Fujita didn’t even mutter under his breath till he left the tent and the lieutenant couldn’t hear him any more. You didn’t want to give the jerks
who ordered you around any kind of handle to let them screw you even harder. They already had enough advantage on account of their rank.

He told Senior Private Hayashi about the new assignment and directed him to gather up the labor they’d need to construct a new compound. Hayashi might have had his own opinion about people whose rank let them give orders. If he did, he also had the sense not to put it on display.

Laying out the barbed-wire perimeter around the new compound was easy. Any
maruta
could handle it, because it needed no skill. But the barracks required people who could use hammer and saw, chisel and plane. The prisoners clamored for the work, because they knew they’d get fed a little better while they were doing it. They also wouldn’t have to go into the secret inner facility while they were working. Hayashi efficiently weeded out the ones who were only pretending to be carpenters. He and the other Japanese soldiers beat up some of them to teach them not to play stupid games with their betters.

Chinese and Russians, forced to work together, screamed and gestured at one another, trying to communicate without a common language. Hayashi knew a little Chinese; no one in Fujita’s squad spoke Russian. He had drawings to show what he required. Those pictures were worth an untold number of words. The barracks rose on schedule.

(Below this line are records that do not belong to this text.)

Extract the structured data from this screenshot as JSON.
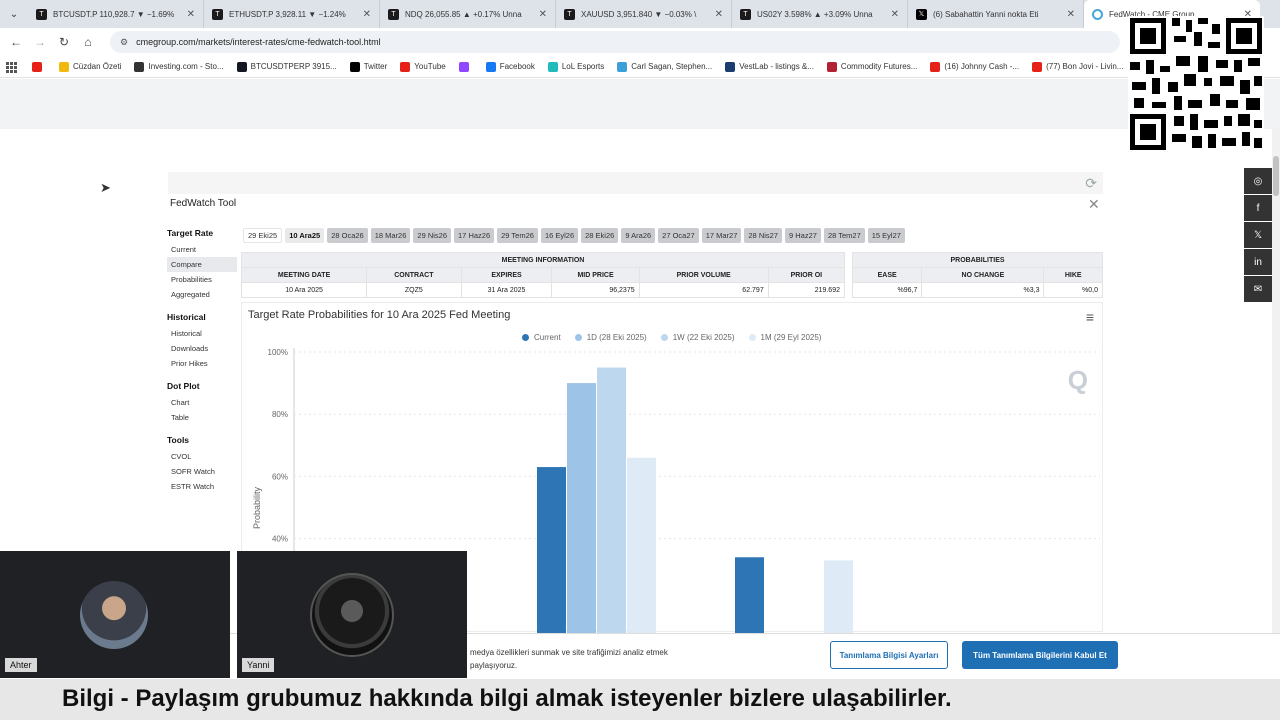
{
  "browser": {
    "tabs": [
      {
        "title": "BTCUSDT.P 110,928.7 ▼ −1.69%",
        "icon": "tradingview-icon",
        "active": false
      },
      {
        "title": "ETHUSDT.P 3,928.11 ▼ −1.24%",
        "icon": "tradingview-icon",
        "active": false
      },
      {
        "title": "NDQ 26,055.85 ▲ +0.17% Unna",
        "icon": "tradingview-icon",
        "active": false
      },
      {
        "title": "XAUUSD 3,951.840 ▼ −0.03% \\",
        "icon": "tradingview-icon",
        "active": false
      },
      {
        "title": "US02Y 3.598% ▲ +3.09% Unna",
        "icon": "tradingview-icon",
        "active": false
      },
      {
        "title": "(6) Sabahattin Yanni nokta Eti",
        "icon": "x-icon",
        "active": false
      },
      {
        "title": "FedWatch - CME Group",
        "icon": "cme-icon",
        "active": true
      }
    ],
    "url": "cmegroup.com/markets/interest-rates/cme-fedwatch-tool.html",
    "bookmarks": [
      {
        "label": "",
        "icon": "youtube-icon",
        "color": "#e62117"
      },
      {
        "label": "Cüzdan Özeti",
        "icon": "binance-icon",
        "color": "#f0b90b"
      },
      {
        "label": "Investing.com - Sto...",
        "icon": "investing-icon",
        "color": "#333"
      },
      {
        "label": "BTCUSDTPERP 3915...",
        "icon": "tradingview-icon",
        "color": "#131722"
      },
      {
        "label": "Twitter",
        "icon": "x-icon",
        "color": "#000"
      },
      {
        "label": "YouTube",
        "icon": "youtube-icon",
        "color": "#e62117"
      },
      {
        "label": "",
        "icon": "twitch-icon",
        "color": "#9146ff"
      },
      {
        "label": "Facebook",
        "icon": "facebook-icon",
        "color": "#1877f2"
      },
      {
        "label": "LoL Esports",
        "icon": "lol-icon",
        "color": "#2bb"
      },
      {
        "label": "Carl Sagan, Stephen...",
        "icon": "drop-icon",
        "color": "#3aa0d8"
      },
      {
        "label": "VestLab - listings &...",
        "icon": "vestlab-icon",
        "color": "#1a3c6e"
      },
      {
        "label": "Commodity Futures...",
        "icon": "flag-icon",
        "color": "#b22234"
      },
      {
        "label": "(16) Johnny Cash -...",
        "icon": "youtube-icon",
        "color": "#e62117"
      },
      {
        "label": "(77) Bon Jovi - Livin...",
        "icon": "youtube-icon",
        "color": "#e62117"
      }
    ]
  },
  "fedwatch": {
    "title": "FedWatch Tool",
    "sidebar": [
      {
        "heading": "Target Rate",
        "items": [
          "Current",
          "Compare",
          "Probabilities",
          "Aggregated"
        ]
      },
      {
        "heading": "Historical",
        "items": [
          "Historical",
          "Downloads",
          "Prior Hikes"
        ]
      },
      {
        "heading": "Dot Plot",
        "items": [
          "Chart",
          "Table"
        ]
      },
      {
        "heading": "Tools",
        "items": [
          "CVOL",
          "SOFR Watch",
          "ESTR Watch"
        ]
      }
    ],
    "active_sidebar_item": "Compare",
    "date_tabs": [
      "29 Eki25",
      "10 Ara25",
      "28 Oca26",
      "18 Mar26",
      "29 Nis26",
      "17 Haz26",
      "29 Tem26",
      "16 Eyl26",
      "28 Eki26",
      "9 Ara26",
      "27 Oca27",
      "17 Mar27",
      "28 Nis27",
      "9 Haz27",
      "28 Tem27",
      "15 Eyl27"
    ],
    "selected_date_tab": "10 Ara25",
    "meeting_info": {
      "group_header": "MEETING INFORMATION",
      "headers": [
        "MEETING DATE",
        "CONTRACT",
        "EXPIRES",
        "MID PRICE",
        "PRIOR VOLUME",
        "PRIOR OI"
      ],
      "row": [
        "10 Ara 2025",
        "ZQZ5",
        "31 Ara 2025",
        "96,2375",
        "62.797",
        "219.692"
      ]
    },
    "probabilities": {
      "group_header": "PROBABILITIES",
      "headers": [
        "EASE",
        "NO CHANGE",
        "HIKE"
      ],
      "row": [
        "%96,7",
        "%3,3",
        "%0,0"
      ]
    }
  },
  "chart_data": {
    "type": "bar",
    "title": "Target Rate Probabilities for 10 Ara 2025 Fed Meeting",
    "ylabel": "Probability",
    "ylim": [
      0,
      100
    ],
    "yticks": [
      "40%",
      "60%",
      "80%",
      "100%"
    ],
    "ytick_values": [
      40,
      60,
      80,
      100
    ],
    "series": [
      {
        "name": "Current",
        "color": "#2e75b6",
        "values": [
          63,
          34,
          null
        ]
      },
      {
        "name": "1D (28 Eki 2025)",
        "color": "#9dc3e6",
        "values": [
          90,
          null,
          null
        ]
      },
      {
        "name": "1W (22 Eki 2025)",
        "color": "#bdd7ee",
        "values": [
          95,
          null,
          null
        ]
      },
      {
        "name": "1M (29 Eyl 2025)",
        "color": "#deebf7",
        "values": [
          66,
          null,
          33
        ]
      }
    ],
    "grid": true,
    "legend_position": "top-center"
  },
  "cookie": {
    "text": "medya özellikleri sunmak ve site trafiğimizi analiz etmek paylaşıyoruz.",
    "settings_button": "Tanımlama Bilgisi Ayarları",
    "accept_button": "Tüm Tanımlama Bilgilerini Kabul Et"
  },
  "video": {
    "participants": [
      "Ahter",
      "Yanni"
    ]
  },
  "caption": "Bilgi - Paylaşım grubumuz hakkında bilgi almak isteyenler bizlere ulaşabilirler.",
  "share_icons": [
    "whatsapp-icon",
    "facebook-icon",
    "x-icon",
    "linkedin-icon",
    "mail-icon"
  ],
  "watermark_letter": "Q"
}
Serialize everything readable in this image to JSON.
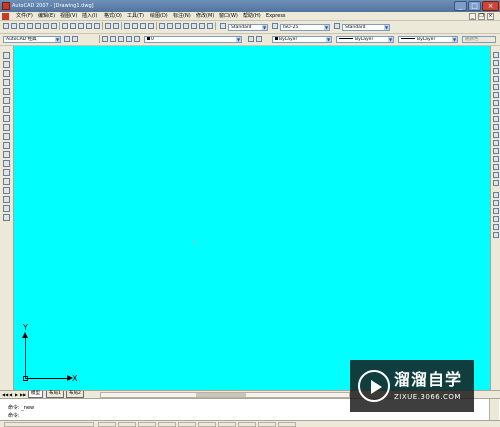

The next interesting question was, who would live in the new compound? When new shipments of Chinese came to Pingfan, they got dumped in with their countrymen. Those barracks grew insanely crowded? So what? The same had been true of the Russians, though no new Red Army men were coming in now that peace with the Soviet Union had been arranged.

Didn’t a new compound argue for a new kind of prisoner? So it seemed to Fujita. Lieutenant Ozawa either didn’t know or didn’t want to talk about it. You couldn’t properly grill officers, however much you wanted to: one more proof that they weren’t good for much.